Propos recueillis par Thomas Lauret

 

Repères

-  Agriculture biologique C’est l’ensemble des pratiques agricoles qui excluent, avec plus ou moins de dérogations, l’usage des produits chimiques de synthèse, comme les pesticides, les fongicides, les fertilisants ou les antibiotiques pour les animaux.

-  Le label AB La marque AB, facultative, est la propriété exclusive du ministère français en charge de l’agriculture qui en définit les règles d’usage. Elle garantit un aliment composé d’au moins 95% d’ingrédients issus du mode de production biologique, le respect de la réglementation en vigueur en France et une certification placée sous le contrôle d’un organisme agréé par les pouvoirs publics français. Le label agriculture biologique prend d’autres noms (et se retrouve sous d’autres logos) dans le monde et le reste de l’Europe.

-  Du bio à toutes les sauces... Les nouvelles énergies étaient au centre du Salon de l’agriculture 2007. Disséminés sur les stands des régions, les agriculteurs bio, qui cherchaient à clarifier le débat, auront certainement apprécié la plaquette de présentation du salon, qui parlait de biocarburants, de biomatériaux ou de biomolécules... Attention à ne pas tout mélanger. L’appellation biocarburants désigne les carburants produits par l’agriculture classique et destinés à être ajoutés à l’essence ou au diesel. Les biomatériaux sont des matériaux compatibles avec l’organisme utilisés pour fabriquer les implants, les prothèses et le matériel utilisé en chirurgie. Enfin, les biomolécules sont les molécules biologiques que l’on retrouve dans l’organisme. Tout cela est peut-être pour vous un peu confus, mais il fallait préciser que tout ce qui est estampillé "bio" ne l’est pas forcément...
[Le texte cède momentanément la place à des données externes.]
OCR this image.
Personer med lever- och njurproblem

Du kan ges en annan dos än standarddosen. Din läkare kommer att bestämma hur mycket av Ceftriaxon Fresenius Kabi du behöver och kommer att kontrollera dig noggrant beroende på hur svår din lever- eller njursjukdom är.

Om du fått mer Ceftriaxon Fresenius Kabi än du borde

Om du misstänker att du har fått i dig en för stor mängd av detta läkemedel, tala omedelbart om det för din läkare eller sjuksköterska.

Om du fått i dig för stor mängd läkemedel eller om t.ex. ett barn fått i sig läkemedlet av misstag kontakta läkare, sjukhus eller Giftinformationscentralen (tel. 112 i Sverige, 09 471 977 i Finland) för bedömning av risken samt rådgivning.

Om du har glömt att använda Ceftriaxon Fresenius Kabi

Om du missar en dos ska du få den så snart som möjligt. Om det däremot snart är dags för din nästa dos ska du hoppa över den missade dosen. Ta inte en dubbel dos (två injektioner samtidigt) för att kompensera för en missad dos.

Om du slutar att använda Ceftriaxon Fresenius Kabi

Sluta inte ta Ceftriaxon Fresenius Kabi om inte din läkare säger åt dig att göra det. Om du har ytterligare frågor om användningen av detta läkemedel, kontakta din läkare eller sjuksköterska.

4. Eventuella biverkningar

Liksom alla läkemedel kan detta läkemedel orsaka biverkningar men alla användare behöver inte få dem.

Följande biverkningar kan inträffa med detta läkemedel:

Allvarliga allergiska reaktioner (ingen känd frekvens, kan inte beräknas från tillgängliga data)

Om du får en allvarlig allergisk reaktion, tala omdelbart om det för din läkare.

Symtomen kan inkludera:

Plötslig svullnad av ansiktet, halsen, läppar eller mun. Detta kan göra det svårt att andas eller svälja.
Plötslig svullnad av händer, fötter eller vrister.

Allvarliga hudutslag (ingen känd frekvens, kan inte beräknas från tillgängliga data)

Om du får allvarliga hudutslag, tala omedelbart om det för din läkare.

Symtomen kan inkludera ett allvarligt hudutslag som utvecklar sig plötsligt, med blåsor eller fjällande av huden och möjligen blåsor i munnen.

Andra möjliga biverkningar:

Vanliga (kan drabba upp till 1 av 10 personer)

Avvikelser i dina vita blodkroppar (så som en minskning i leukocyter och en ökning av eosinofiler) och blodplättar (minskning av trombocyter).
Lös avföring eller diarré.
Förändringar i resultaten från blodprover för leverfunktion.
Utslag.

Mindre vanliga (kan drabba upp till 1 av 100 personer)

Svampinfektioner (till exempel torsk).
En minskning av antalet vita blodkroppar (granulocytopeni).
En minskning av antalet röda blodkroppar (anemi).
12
-  Groupement d’agriculture biologique Les producteurs réunionnais réunis au sein du GAB ont mis en place un système original de vente de produits bio, sous forme de paniers. Les consommateurs qui passent commande sont livrés tous les vendredis, par l’intermédiaire de l’Association réunionnaise pour le maintien de l’agriculture paysanne solidaire. Ils proposent également leurs produits lors de différentes manifestations agricoles qui se déroulent sur l’île, sur les marchés de producteurs organisés aux quatre coins de l’île et lors des marchés bio qui se tiennent sur le site du village artisanal de l’Eperon.